When you last visited your favorite social media site or browsed the Internet using your search engine of choice, targeted advertisements and links probably appeared. You may have been shopping for a t-shirt on one site, only to find the same product advertised moments later on another site. This is a simple way of illustrating how algorithms work in Internet advertising or marketing. Algorithms are also increasingly aiding the way lawyers review information in an eDiscovery context.

An algorithm is a series of unambiguous steps required to solve a problem or perform a task. When you sort your e-mail, run spellcheck on a document, or sort a spreadsheet column by amount, you are applying a simple algorithm to data. In eDiscovery, more complex algorithms form the foundation of analytics used within many review platforms, such as predictive coding, concept clustering, or deduplication. For example, with predictive coding, an algorithm studies lawyers’ coding decisions on a sample set of documents, analyzes the documents’ content to determine what factors contributed to its responsiveness (or lack thereof), and then extrapolates the lawyers’ logic to the remaining documents in a collection. The more data the algorithm studies, and the more iterative the process is, the more accurate its results may become.
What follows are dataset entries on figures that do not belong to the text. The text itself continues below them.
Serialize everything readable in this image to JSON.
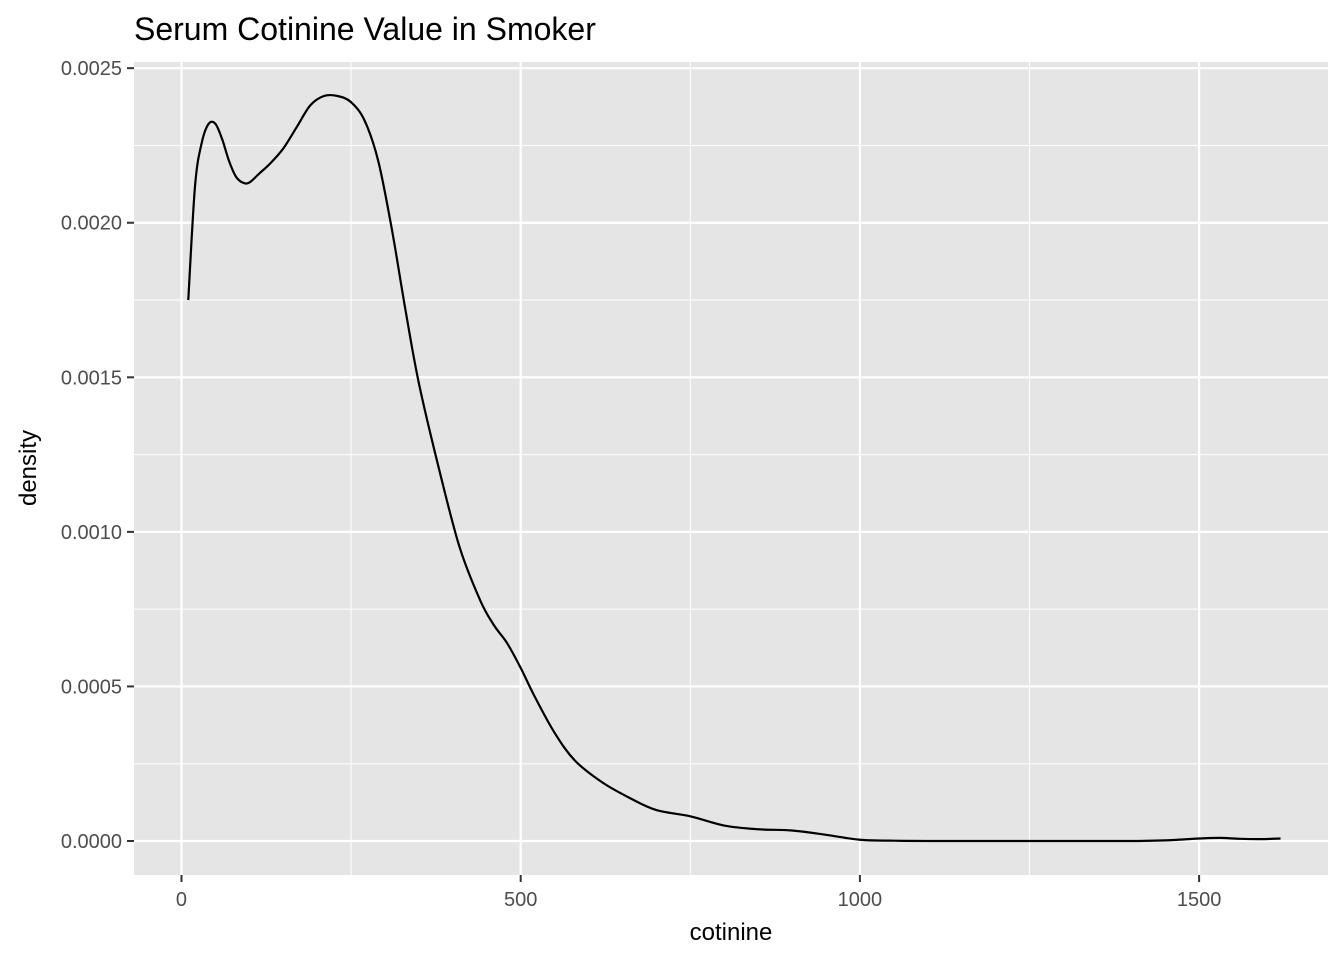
{
  "colors": {
    "panel_background": "#e5e5e5",
    "grid_line": "#ffffff",
    "line": "#000000",
    "text": "#000000",
    "tick_text": "#4d4d4d",
    "tick_mark": "#333333"
  },
  "chart_data": {
    "type": "line",
    "title": "Serum Cotinine Value in Smoker",
    "xlabel": "cotinine",
    "ylabel": "density",
    "xlim": [
      -70,
      1690
    ],
    "ylim": [
      -0.00011,
      0.00252
    ],
    "x_ticks": [
      0,
      500,
      1000,
      1500
    ],
    "x_tick_labels": [
      "0",
      "500",
      "1000",
      "1500"
    ],
    "y_ticks": [
      0.0,
      0.0005,
      0.001,
      0.0015,
      0.002,
      0.0025
    ],
    "y_tick_labels": [
      "0.0000",
      "0.0005",
      "0.0010",
      "0.0015",
      "0.0020",
      "0.0025"
    ],
    "grid": true,
    "legend": "none",
    "series": [
      {
        "x": [
          10,
          20,
          30,
          40,
          50,
          60,
          70,
          80,
          90,
          100,
          115,
          130,
          150,
          170,
          190,
          210,
          230,
          250,
          270,
          290,
          310,
          330,
          350,
          380,
          410,
          440,
          460,
          480,
          500,
          520,
          550,
          580,
          620,
          660,
          700,
          750,
          800,
          850,
          900,
          950,
          1000,
          1050,
          1100,
          1200,
          1300,
          1400,
          1450,
          1500,
          1530,
          1560,
          1590,
          1620
        ],
        "y": [
          0.00175,
          0.00212,
          0.00226,
          0.00232,
          0.00232,
          0.00227,
          0.0022,
          0.00215,
          0.00213,
          0.00213,
          0.00216,
          0.00219,
          0.00224,
          0.00231,
          0.00238,
          0.00241,
          0.00241,
          0.00239,
          0.00233,
          0.0022,
          0.00198,
          0.00172,
          0.00148,
          0.0012,
          0.00095,
          0.00078,
          0.0007,
          0.00064,
          0.00056,
          0.00047,
          0.00035,
          0.00026,
          0.00019,
          0.00014,
          0.0001,
          8e-05,
          5e-05,
          3.8e-05,
          3.4e-05,
          2e-05,
          4e-06,
          1e-06,
          0.0,
          0.0,
          0.0,
          0.0,
          2e-06,
          8e-06,
          1e-05,
          7e-06,
          6e-06,
          8e-06
        ]
      }
    ]
  }
}
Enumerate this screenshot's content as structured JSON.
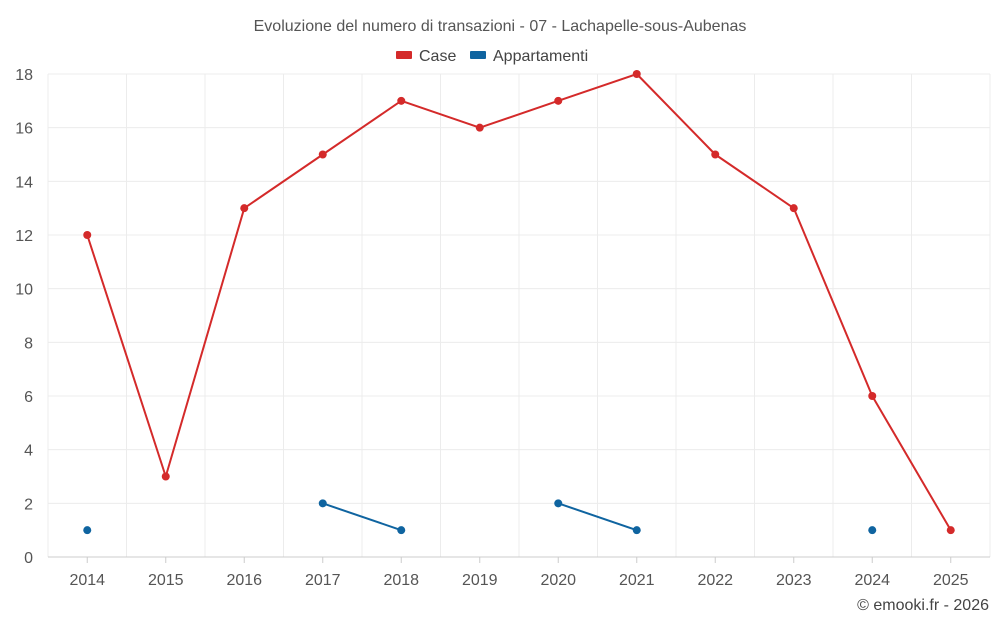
{
  "chart_data": {
    "type": "line",
    "title": "Evoluzione del numero di transazioni - 07 - Lachapelle-sous-Aubenas",
    "x": [
      "2014",
      "2015",
      "2016",
      "2017",
      "2018",
      "2019",
      "2020",
      "2021",
      "2022",
      "2023",
      "2024",
      "2025"
    ],
    "ylim": [
      0,
      18
    ],
    "yticks": [
      0,
      2,
      4,
      6,
      8,
      10,
      12,
      14,
      16,
      18
    ],
    "grid": true,
    "legend_position": "top-center",
    "series": [
      {
        "name": "Case",
        "color": "#d42a2a",
        "values": [
          12,
          3,
          13,
          15,
          17,
          16,
          17,
          18,
          15,
          13,
          6,
          1
        ]
      },
      {
        "name": "Appartamenti",
        "color": "#0f64a0",
        "values": [
          1,
          null,
          null,
          2,
          1,
          null,
          2,
          1,
          null,
          null,
          1,
          null
        ]
      }
    ]
  },
  "credit": "© emooki.fr - 2026"
}
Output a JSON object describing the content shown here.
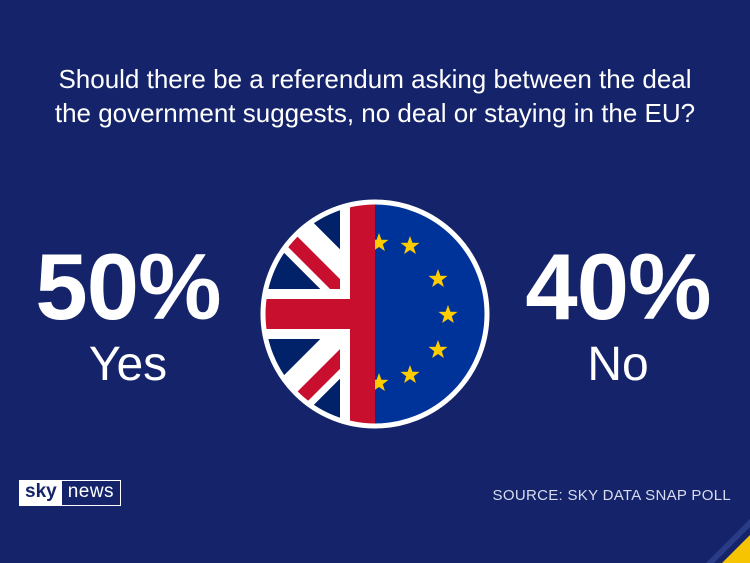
{
  "question": {
    "line1": "Should there be a referendum asking between the deal",
    "line2": "the government suggests, no deal or staying in the EU?"
  },
  "results": {
    "yes": {
      "percent": "50%",
      "label": "Yes"
    },
    "no": {
      "percent": "40%",
      "label": "No"
    }
  },
  "flag": {
    "left_half": "Union Jack",
    "right_half": "EU flag",
    "icon": "uk-eu-flag-icon"
  },
  "branding": {
    "logo_sky": "sky",
    "logo_news": "news"
  },
  "source": "SOURCE: SKY DATA SNAP POLL",
  "colors": {
    "background": "#15246a",
    "eu_blue": "#003399",
    "eu_star": "#ffcc00",
    "uk_red": "#c8102e",
    "uk_blue": "#012169",
    "accent_yellow": "#f6c400"
  }
}
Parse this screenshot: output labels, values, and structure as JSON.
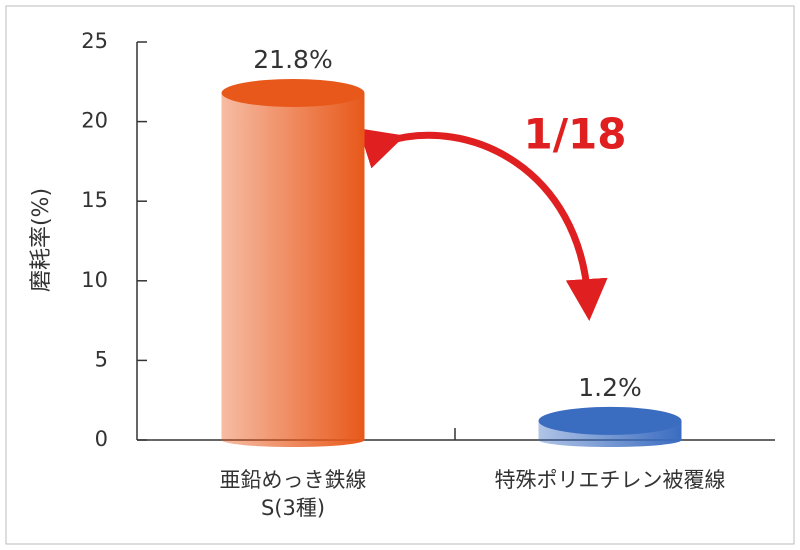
{
  "chart_data": {
    "type": "bar",
    "ylabel": "磨耗率(%)",
    "categories": [
      "亜鉛めっき鉄線\nS(3種)",
      "特殊ポリエチレン被覆線"
    ],
    "values": [
      21.8,
      1.2
    ],
    "value_labels": [
      "21.8%",
      "1.2%"
    ],
    "colors": [
      "#e8581a",
      "#3a6cc0"
    ],
    "ylim": [
      0,
      25
    ],
    "yticks": [
      0,
      5,
      10,
      15,
      20,
      25
    ],
    "annotation": "1/18"
  }
}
Algorithms have proven effective in assisting lawyers to identify key information in isolated litigation or regulatory matters. These algorithms, however–particularly those embedded within review platforms–only skim the surface of how analytics will aid lawyers in the future. There are some significant limitations of in-platform algorithms:

  • They are only used to analyze data related to a specific case or matter (rather than across an organization’s portfolio of legal or compliance matters);
  • They provide only reactive analysis; and,
  • They rely on “out of the box” algorithms and analyze only a number of possible document features
    (e.g., text only).

Organizations are searching for legal and compliance-focused algorithms that are highly customizable and not restricted by the limitations listed above. Much greater insight can be gained from analyzing larger datasets.

New analytics are being developed to allow organizations to aggregate document information and key data attributes (including attorney coding decisions) across all of an organization’s legal and compliance matters. This large data set, when combined with attorney legal expertise and a team of data scientists, yields much greater historical analysis and predictive ability. This vast repository of prior compliance and legal matters can be used to develop predictive algorithms that proactively search for potential violations or other forms of trouble hidden within an organization’s data.

For example, a pharmaceutical company seeking to avoid regulatory non-compliance (with its associated fines, recalls, audits and reputational harm) can develop a custom algorithm that searches for possible off-label marketing activities taking place within its field sales force or other parts of the company. Possible signs of illegal activity can then be remediated at an early stage. Additionally, specialized training and learning programs can be developed to target further issues. As the algorithm produces results for review, data scientists study the data and continuously refine the algorithm, leading to ever more accurate results.

Although algorithms serve countless functions in eDiscovery, when customized to meet an organization’s needs and connected to larger data sources, they also have endless possibilities for reducing risk by zeroing in on the most important documents for legal or compliance assessment. Without these algorithms, organizations would have to wade through virtual stacks of nonresponsive information and might risk overlooking disturbing patterns or trends.